Apesar do levantamento, que acima demos conta, quanto ao acervo documental da Casa da Coroa (Torre do Tombo), o conhecimento preciso daquilo que seria o Arquivo da Coroa (Torre do Tombo) ainda está por fazer. Quer os relatórios de Tomé Lopes, de 1526, 1529 e 1532, publicados por José Pessanha, quer o relatório de Cristóvão Benavente, de 1583, publicado e estudado por António Joaquim Dias Dinis, e também analisado por José Luís Rodríguez de Diego, quer o relatório de Jorge da Cunha, elaborado em 1631, e publicado por Virgínia Rau, quer a correspondência de Damião de Góis com o rei, quer os diferentes inventários, bem como o manuscrito existente na Biblioteca da Ajuda, quer no Alfabeto mistico, quer a correspondência do guarda-mor Manuel da Maia, publicada por Pedro de Azevedo, em O Arqueólogo Português, entre outros, são “apenas um ponto de partida para um trabalho de maior fôlego que deverá ter em conta (...) [estas] fontes referenciadas (...). Um trabalho, sem dúvida, complexo mas deveras aliciante, que os arquivistas da Torre do Tombo — pelo facto de se encontrarem na posição privilegiada de terem ao seu alcance todo o material imprescindível para o efeito — podem concretizar melhor do que ninguém.
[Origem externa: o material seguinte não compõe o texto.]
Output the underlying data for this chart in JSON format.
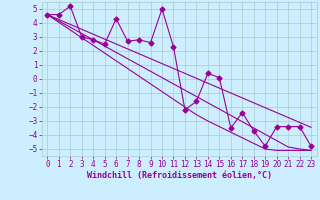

Assim achem por bem aceitar esse desafio! “ (Ribeiro, 2003, p. 12), por forma a ir-se ao encontro da originária estrutura orgânica do arquivo, sua evolução, desvios a que foi sujeito, conhecendo-se rigorosamente aquele sistema de informação, na sua ampla complexidade.
b).- Instalações e acondicionamento
Existe um documento do século XVII que nos dá conta quanto às divisões interiores da Torre do Tombo - um relatório do escrivão Jorge da Cunha, elaborado em 1631. Virgínia Rau, quando se debruçou sobre este documento, a certa altura, refere: “Segundo êle [Jorge da Cunha], a tôrre tinha dois pavimentos e em cada um quatro salas. No andar de baixo, nas duas primeiras casas, guardavam-se entre outros documentos e papéis de importância «os liuros da casa da India, Armazem, contos, secretaria Vias da India, e liuros da chancelaria del Rej dom João o 3º». Na primeira sala do segundo pavimento era onde se fazia «negocio», isto é, onde iam aquêles que precisavam consultar algum documento ou dêle obter traslado” (Ribeiro, 1998a, p. 99).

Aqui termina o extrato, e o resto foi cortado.